COMUNE DI CASTELLANA GROTTE BARI

LADOGANA

GUGLIELMI

GUGLIELMI

CASTELLANA GROTTE

Una città da scoprire Il patrimonio carsico più bello d’Europa. La Grotta Bianca, scrigno naturale di rara purezza. Ma Castellana sorprende oltre le Grotte. In una campagna ricamata da filari di muretti a secco, trulli ed ulivi secolari, è la porta d’ingresso della Valle d’Itria. Un fazzoletto di terra nel cuore della Puglia in cui l’ospitalità e la gastronomia sono eccellenti. Tradizione e folklore animano la Città delle Grotte tutto l’anno. Evento imperdibile è la centenaria notte dei Falò, una spettacolare manifestazione in cui devozione religiosa e tradizione popolare si fondono nella notte dell’undici gennaio di ogni anno. Grandiose cataste di legna ardono sino all’alba, rischiarando e riscaldando la Città delle Grotte, fortificando di anno in anno lo stretto sentimento religioso che lega Castellana alla propria Patrona. L’atmosfera di cordialità irradiata dal tepore che diffondono queste maestose cataste di legna, da vita ad un’eccezionale celebrazione in cui godere di gastronomia tipica, canti popolari e del calore della tradizione.
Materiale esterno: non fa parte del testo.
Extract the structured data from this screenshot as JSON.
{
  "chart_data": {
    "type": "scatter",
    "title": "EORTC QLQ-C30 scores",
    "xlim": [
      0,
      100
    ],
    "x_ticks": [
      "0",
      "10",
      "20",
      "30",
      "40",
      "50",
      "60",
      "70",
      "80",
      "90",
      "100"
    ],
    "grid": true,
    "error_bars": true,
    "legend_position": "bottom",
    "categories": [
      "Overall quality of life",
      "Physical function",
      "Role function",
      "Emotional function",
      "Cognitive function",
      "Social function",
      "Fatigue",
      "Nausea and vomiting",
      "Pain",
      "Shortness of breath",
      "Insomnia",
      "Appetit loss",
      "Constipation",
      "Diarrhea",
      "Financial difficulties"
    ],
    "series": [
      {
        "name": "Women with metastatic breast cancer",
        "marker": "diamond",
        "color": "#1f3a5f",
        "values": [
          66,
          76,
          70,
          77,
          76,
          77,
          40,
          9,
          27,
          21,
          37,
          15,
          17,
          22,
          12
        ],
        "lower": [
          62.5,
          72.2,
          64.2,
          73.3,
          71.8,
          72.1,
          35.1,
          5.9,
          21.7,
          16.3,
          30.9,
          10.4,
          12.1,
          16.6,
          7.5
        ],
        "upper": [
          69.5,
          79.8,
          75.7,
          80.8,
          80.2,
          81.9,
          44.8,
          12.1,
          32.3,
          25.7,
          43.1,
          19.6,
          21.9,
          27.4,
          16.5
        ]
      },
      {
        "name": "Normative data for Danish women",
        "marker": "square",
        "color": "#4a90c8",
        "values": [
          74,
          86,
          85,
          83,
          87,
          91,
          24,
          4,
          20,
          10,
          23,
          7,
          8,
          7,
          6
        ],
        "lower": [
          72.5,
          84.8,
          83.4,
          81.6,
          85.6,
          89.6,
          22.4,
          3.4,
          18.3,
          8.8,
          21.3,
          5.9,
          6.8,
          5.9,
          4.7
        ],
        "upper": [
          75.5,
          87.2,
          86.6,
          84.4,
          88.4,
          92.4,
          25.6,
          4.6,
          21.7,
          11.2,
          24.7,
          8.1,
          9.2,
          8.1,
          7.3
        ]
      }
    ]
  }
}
Perdersi nei vicoli del centro storico, ammirare la ricchezza di un patrimonio artistico e culturale tutto da scoprire, fra cui spiccano le preziose tele settecentesche di Vincenzo Fato e le sculture di Fra Luca Principino. D’estate la Città si trasforma in un palcoscenico a cielo aperto. Per tre settimane danzatori e coreografi provenienti da tutto il mondo danno vita ad un grande villaggio della danza di respiro internazionale con il World dance Movement. La Grave, cavità di accesso al complesso speleologico, l’unica connessa con il mondo esterno, ospita dal 2011 Hell in the Cave, uno spettacolo sensoriale, unico al mondo, che mette in scena la prima cantica della Divina Commedia di Dante Alighieri. Le figure infernali, interagiscono con il pubblico che diviene parte dello spettacolo, vivendo una suggestione visiva e tattile di forte impatto. Castellana Grotte, una città da scoprire e vivere tutto l’anno.